Des produits de première nécessité, notamment pour les enfants, sont aussi distribués, détaille une jeune maman : "Ça m’aide beaucoup, car j’ai deux filles. Des fois, ils me donnent des couches, le lait, c’est bien." Des économies indispensables pour certaines familles qui n'arrivent plus à assumer leurs dépenses courantes.

Une demande récente qui a fortement augmenté, de l’ordre de 40%, notamment en raison de la présence importante dans le département de réfugiés ukrainiens. "Grâce à votre pays, vous nous aidez beaucoup, et le Secours populaire nous aide beaucoup aussi. Nous sommes très contentes" avouent une mère et sa fille qui ont quitté l'Ukraine après l'invasion russe.

Trimestre anti-inflation

L'initiative du ministre Bruno Le Maire, le ministre des Finances, qui avait mis en place un trimestre anti-inflation pour environ 4 millions de Français parmi les plus précaires, ne convainc pas. 

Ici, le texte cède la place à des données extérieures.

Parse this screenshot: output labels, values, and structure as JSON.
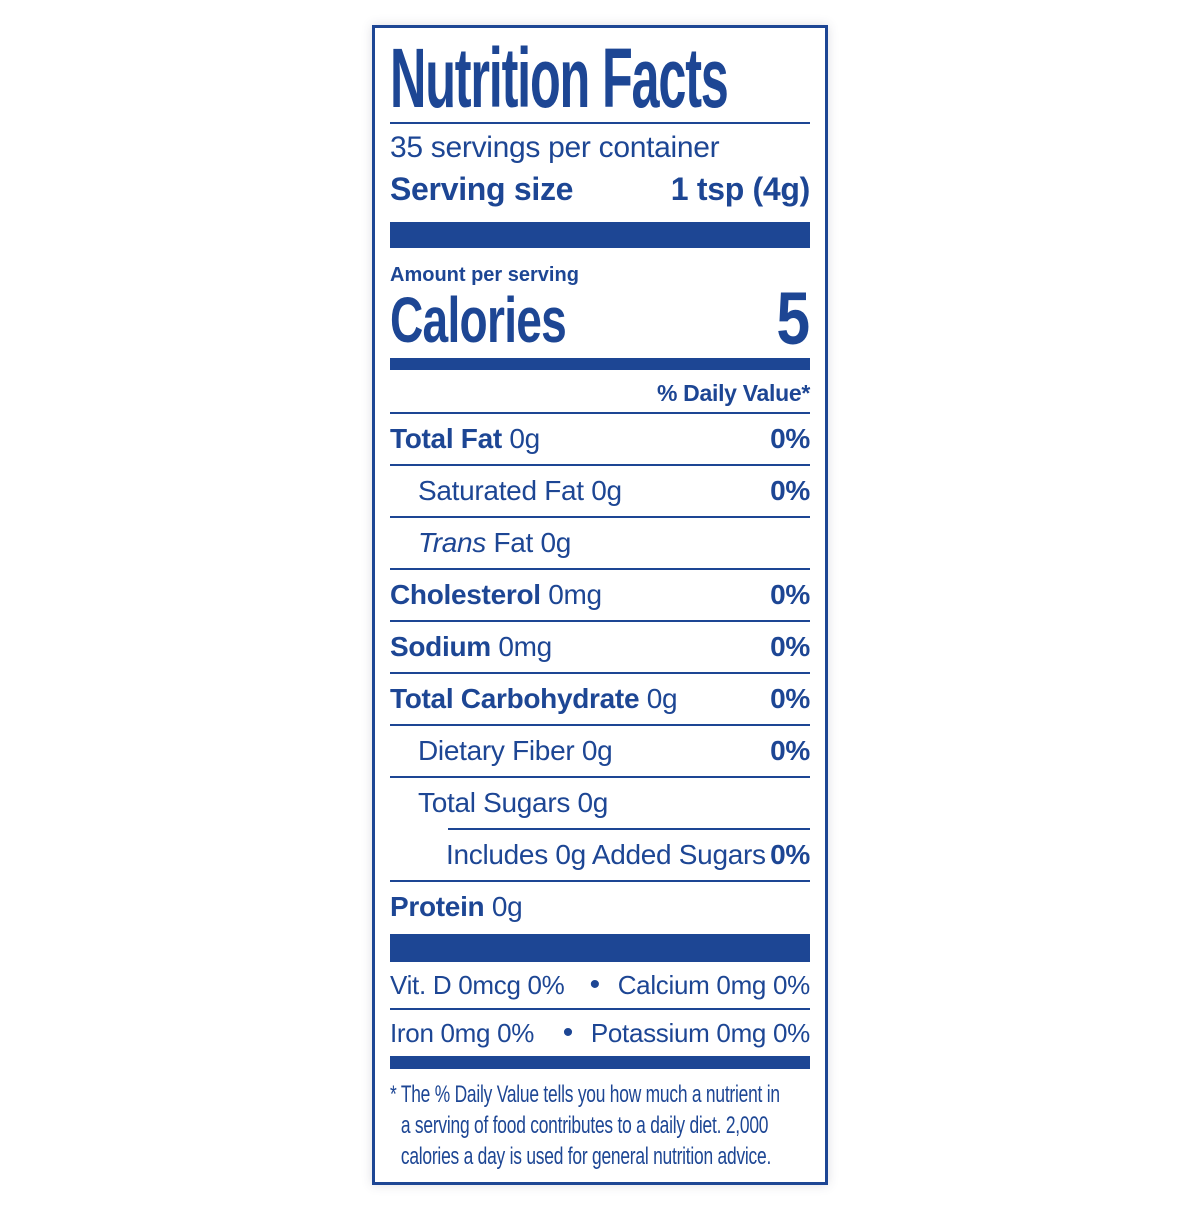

"On est face à quelque chose d’inédit. L’inflation, on l’a connue il y a une quarantaine d’années. Aujourd’hui, les publics que nous aidons sont très impactés, notamment beaucoup de famille qui travaillent. Des travailleurs pauvres" explique Jean Stellittano.

On n’a aucune idée de quand cela va s’arrêter. On voit la mer qui monte, la mer de pauvreté, et on ne sait pas quand cela va s’arrêter et si la digue des bénévoles va tenir.

Jean Stellittano, président du Secours populaire 06

Une vague de difficultés qui a balayé l'ensemble du réseau associatif : "Que ce soit les Restos du cœur, que ce soit la Croix Rouge, que ce soit la Banque alimentaire, nous faisons tous le constat de plus de 40% de personnes en l’espace d’un an. Il faut absolument que les pouvoirs publics le prennent en compte."

Les associations seront-elles entendues ? C'est ce qu'appelle de ses vœux le président de l'association née en 1945, au lendemain de la Seconde Guerre mondiale.